| That is incorrect. The title is completely wrong. "Study failed to find a reduction" _does not equal_ "There wasn't a reduction". From the abstract: "The risk of death from colorectal cancer was 0.28% in the invited group and 0.31% in the usual-care group (risk ratio, 0.90; 95% CI, 0.64 to 1.16)" Look at the confidence interval. This study was both consistent with a 36% reduction in deaths or a 16% increase in deaths. It's just a really wide range. All we can say about this study is that it didn't gather enough data to identify the size of the effect, not that there wasn't an effect. This is likely because there wasn't that many people who died of colon cancer in any of the groups. This study just didn't track enough people to provide an answer. |
In a randomized controlled trial you either find a significant difference in your metrics, or you don't. There's no other option. In all cases where you don't find a significant difference, the problem is that the confidence interval is too wide for whatever difference seems to exist. Your argument here is a fallacy (i.e. "you just didn't do a big enough sample!") which is a variant of my personal favorite: "it would have worked if you'd done X, Y or Z!"
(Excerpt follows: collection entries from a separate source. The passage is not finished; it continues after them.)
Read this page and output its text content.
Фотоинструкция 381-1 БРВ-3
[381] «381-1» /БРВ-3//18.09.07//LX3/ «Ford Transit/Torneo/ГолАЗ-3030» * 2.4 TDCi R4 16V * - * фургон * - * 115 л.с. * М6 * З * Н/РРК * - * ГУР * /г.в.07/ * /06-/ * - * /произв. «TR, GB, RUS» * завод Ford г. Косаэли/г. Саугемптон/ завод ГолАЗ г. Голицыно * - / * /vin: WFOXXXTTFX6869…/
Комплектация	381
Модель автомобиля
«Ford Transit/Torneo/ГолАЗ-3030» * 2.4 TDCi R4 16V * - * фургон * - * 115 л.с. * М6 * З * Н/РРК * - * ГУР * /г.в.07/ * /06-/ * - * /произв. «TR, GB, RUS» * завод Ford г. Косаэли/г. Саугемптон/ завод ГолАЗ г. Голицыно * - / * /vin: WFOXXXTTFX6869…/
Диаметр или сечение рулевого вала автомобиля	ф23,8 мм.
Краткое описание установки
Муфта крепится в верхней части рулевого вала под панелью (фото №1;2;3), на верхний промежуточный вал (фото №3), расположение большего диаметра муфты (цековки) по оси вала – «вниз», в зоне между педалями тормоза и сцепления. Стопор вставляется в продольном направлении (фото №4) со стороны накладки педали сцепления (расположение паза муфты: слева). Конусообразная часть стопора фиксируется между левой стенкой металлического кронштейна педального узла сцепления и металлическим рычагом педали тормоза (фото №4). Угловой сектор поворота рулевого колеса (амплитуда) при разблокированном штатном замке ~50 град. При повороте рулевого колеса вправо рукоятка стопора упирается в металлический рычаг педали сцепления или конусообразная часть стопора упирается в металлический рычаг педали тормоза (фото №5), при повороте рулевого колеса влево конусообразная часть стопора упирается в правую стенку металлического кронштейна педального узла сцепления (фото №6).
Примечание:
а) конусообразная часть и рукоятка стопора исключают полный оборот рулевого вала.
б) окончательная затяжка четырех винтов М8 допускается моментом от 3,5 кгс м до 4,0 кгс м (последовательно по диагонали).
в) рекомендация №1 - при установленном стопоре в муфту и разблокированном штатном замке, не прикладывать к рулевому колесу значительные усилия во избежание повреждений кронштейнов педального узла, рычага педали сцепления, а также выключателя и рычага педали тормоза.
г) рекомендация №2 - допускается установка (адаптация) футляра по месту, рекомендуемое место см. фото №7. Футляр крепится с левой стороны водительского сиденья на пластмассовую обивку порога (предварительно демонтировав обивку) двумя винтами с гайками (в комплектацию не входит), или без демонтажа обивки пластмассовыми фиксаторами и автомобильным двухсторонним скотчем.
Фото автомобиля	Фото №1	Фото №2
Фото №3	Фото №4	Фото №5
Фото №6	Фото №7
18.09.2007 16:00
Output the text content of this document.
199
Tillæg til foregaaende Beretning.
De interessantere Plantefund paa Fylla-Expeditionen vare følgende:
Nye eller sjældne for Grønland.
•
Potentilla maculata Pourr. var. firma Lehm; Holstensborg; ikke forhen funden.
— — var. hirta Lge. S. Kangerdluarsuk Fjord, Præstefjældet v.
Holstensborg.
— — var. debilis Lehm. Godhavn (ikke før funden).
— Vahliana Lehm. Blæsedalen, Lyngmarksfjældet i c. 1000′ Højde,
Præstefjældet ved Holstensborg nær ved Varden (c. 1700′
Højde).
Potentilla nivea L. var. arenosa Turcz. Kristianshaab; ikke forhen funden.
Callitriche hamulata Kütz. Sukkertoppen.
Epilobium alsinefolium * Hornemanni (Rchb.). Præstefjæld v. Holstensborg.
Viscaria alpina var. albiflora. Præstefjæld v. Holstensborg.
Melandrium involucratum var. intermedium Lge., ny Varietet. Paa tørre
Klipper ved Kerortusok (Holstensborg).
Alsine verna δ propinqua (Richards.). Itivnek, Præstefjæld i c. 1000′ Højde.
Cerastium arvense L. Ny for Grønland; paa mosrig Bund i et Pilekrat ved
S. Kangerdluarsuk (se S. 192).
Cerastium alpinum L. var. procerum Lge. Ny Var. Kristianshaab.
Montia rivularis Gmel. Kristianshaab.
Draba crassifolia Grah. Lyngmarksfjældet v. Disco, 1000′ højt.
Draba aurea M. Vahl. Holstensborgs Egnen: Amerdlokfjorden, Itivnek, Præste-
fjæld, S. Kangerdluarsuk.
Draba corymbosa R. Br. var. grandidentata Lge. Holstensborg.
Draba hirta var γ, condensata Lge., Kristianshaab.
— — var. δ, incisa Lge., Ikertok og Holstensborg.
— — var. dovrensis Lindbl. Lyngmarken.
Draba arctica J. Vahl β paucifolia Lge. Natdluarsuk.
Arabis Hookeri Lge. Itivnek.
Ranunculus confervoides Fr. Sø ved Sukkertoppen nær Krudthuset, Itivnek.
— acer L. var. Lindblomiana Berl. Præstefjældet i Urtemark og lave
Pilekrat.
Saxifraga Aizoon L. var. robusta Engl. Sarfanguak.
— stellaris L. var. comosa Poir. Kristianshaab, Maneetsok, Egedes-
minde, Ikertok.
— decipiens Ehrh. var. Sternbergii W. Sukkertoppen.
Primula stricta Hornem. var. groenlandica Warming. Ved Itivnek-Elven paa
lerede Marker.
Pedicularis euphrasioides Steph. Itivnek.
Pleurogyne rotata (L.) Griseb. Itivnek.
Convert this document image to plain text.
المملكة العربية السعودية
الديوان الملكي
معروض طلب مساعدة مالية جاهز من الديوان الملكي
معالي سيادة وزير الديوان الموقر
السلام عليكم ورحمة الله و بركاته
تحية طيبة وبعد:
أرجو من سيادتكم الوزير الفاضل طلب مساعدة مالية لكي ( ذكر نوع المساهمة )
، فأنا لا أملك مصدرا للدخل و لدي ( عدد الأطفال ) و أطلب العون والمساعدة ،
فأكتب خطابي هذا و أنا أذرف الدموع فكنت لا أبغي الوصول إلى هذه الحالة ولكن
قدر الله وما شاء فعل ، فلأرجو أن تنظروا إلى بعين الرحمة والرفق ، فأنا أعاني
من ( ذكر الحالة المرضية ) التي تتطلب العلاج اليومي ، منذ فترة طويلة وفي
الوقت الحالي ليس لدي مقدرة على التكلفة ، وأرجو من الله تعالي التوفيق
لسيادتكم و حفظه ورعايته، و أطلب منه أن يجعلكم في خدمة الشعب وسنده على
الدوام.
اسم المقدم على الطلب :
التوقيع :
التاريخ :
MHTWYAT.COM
There's always another X, Y, or Z. The negative study is always too small for the people who believe in the thing it's testing. As a supporter of some intervention, the onus is therefore on you to prove your claim in a demonstrated scenario, not on everyone else to disprove it in all scenarios. Could it be true that colonoscopies have some significant benefit to mortality smaller than detectable by a 80,000-person RCT? Sure. But that doesn't make the headline wrong.
This study didn't find a mortality benefit. Arguing that there's some theoretical other study that might find a benefit isn't relevant.